Why Gen X Is Pulling Back This Holiday Season

Kubera
December 8, 2025
5
min read
Why Gen X Is Pulling Back This Holiday Season

Walk into any retail analytics meeting during the holidays and one question will surface quickly. How is Gen X spending this year? This cohort, often overlooked in narratives that focus on Gen Z or millennials, has been the global spending powerhouse for more than three years. Yet new data shows that Gen Xers are reducing their purchases as financial pressures intensify.

The latest edition of the Generational Pulse report from PYMNTS Intelligence shows that more than eight in ten Gen X consumers are facing financial challenges. Only 16 percent report no concerns. For a generation aged roughly 45 to 60, these pressures are hitting at a pivotal life stage when wages, housing, caregiving and long-term planning collide.

The Challenge of Financial Strain Among Peak Earners

Our September survey of 2,368 US consumers found that 43 percent of Gen Xers struggle to save or plan for the future, while nearly four in ten face significant housing cost burdens. Inflation, tariffs and increased cost of living are a source of concern for 41 percent of the cohort, representing approximately 25 million individuals.

These pressures matter because Gen X is spending at levels unmatched by other generations worldwide. Since 2021, Gen X has led global consumer spending, and this dominance is expected to continue through 2033. By then, the cohort is projected to account for 15.2 trillion dollars in spending, roughly one quarter of total global consumer expenditure.

When a group with this much economic influence tightens its budget, the effects ripple far beyond retail.

Why Cutbacks Have Begun

Among the Gen Xers reporting financial challenges, 93 percent have taken steps to manage them. The most common response is reducing everyday spending, which applies to 67 percent of financially strained Gen Xers. Avoiding large purchases or investments is next, impacting 52 percent.

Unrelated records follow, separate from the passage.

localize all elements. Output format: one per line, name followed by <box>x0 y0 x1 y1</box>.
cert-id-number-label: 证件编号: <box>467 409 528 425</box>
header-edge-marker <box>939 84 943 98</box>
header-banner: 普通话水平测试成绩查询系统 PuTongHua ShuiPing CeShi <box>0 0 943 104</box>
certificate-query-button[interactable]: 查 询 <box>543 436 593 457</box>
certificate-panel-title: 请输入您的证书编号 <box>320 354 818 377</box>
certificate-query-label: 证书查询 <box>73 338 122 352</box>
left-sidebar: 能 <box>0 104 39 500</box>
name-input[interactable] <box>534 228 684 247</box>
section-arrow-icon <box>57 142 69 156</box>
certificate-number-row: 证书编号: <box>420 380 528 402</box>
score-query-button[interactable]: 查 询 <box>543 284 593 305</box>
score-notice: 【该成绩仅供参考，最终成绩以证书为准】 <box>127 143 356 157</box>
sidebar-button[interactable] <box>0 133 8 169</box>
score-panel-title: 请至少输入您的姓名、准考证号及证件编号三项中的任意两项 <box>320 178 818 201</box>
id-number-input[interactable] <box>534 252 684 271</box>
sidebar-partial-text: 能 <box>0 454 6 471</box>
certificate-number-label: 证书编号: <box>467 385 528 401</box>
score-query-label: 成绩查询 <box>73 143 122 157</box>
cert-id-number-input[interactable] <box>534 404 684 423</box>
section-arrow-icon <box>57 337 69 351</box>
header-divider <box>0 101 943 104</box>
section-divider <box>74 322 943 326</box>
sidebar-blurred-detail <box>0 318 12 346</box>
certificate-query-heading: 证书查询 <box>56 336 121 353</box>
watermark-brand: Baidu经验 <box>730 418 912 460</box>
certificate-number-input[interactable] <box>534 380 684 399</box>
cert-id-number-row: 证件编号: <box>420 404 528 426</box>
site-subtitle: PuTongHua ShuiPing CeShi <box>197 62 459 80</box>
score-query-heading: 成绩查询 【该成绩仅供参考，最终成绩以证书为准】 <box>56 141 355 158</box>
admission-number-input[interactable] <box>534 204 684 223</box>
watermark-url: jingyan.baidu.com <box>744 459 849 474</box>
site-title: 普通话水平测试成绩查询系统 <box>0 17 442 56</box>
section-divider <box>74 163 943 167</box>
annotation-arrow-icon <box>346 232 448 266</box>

Yet despite these efforts, only 30 percent of Gen Xers say these measures are highly effective. This result is below the cross-generational average and suggests that many consumers are tightening their budgets without seeing meaningful improvement in their financial outlook.

Technology Steps In

Holiday spending patterns reflect this shift. A recent PYMNTS Intelligence study, Black Friday on a Budget, found that only two in three Gen Xers made retail purchases on Black Friday this year. This is below the cross-generational average and significantly lower than the 75 percent who participated last year.

This trend is important because 27 percent of consumers complete most of their holiday shopping on Black Friday. Reduced participation among Gen Xers suggests that financial caution is already influencing seasonal retail performance.

Retailers looking ahead to year end and beyond will need to pay close attention to how this group responds to pricing, value and economic uncertainty. Gen X remains a critical driver of revenue. Understanding their financial pressures will be essential for forecasting demand and designing relevant promotions.

Beyond Efficiency

The pullback among Gen X consumers signals more than a temporary adjustment. It reflects the broader challenge of balancing midlife financial obligations during a period of economic uncertainty. As long as inflation, housing costs and long-term planning pressures remain elevated, Gen X conservatism in discretionary spending is likely to continue.

In a global economy where this group represents one of the most significant sources of purchasing power, even modest reductions in spending can influence retail performance, consumer sentiment and economic momentum.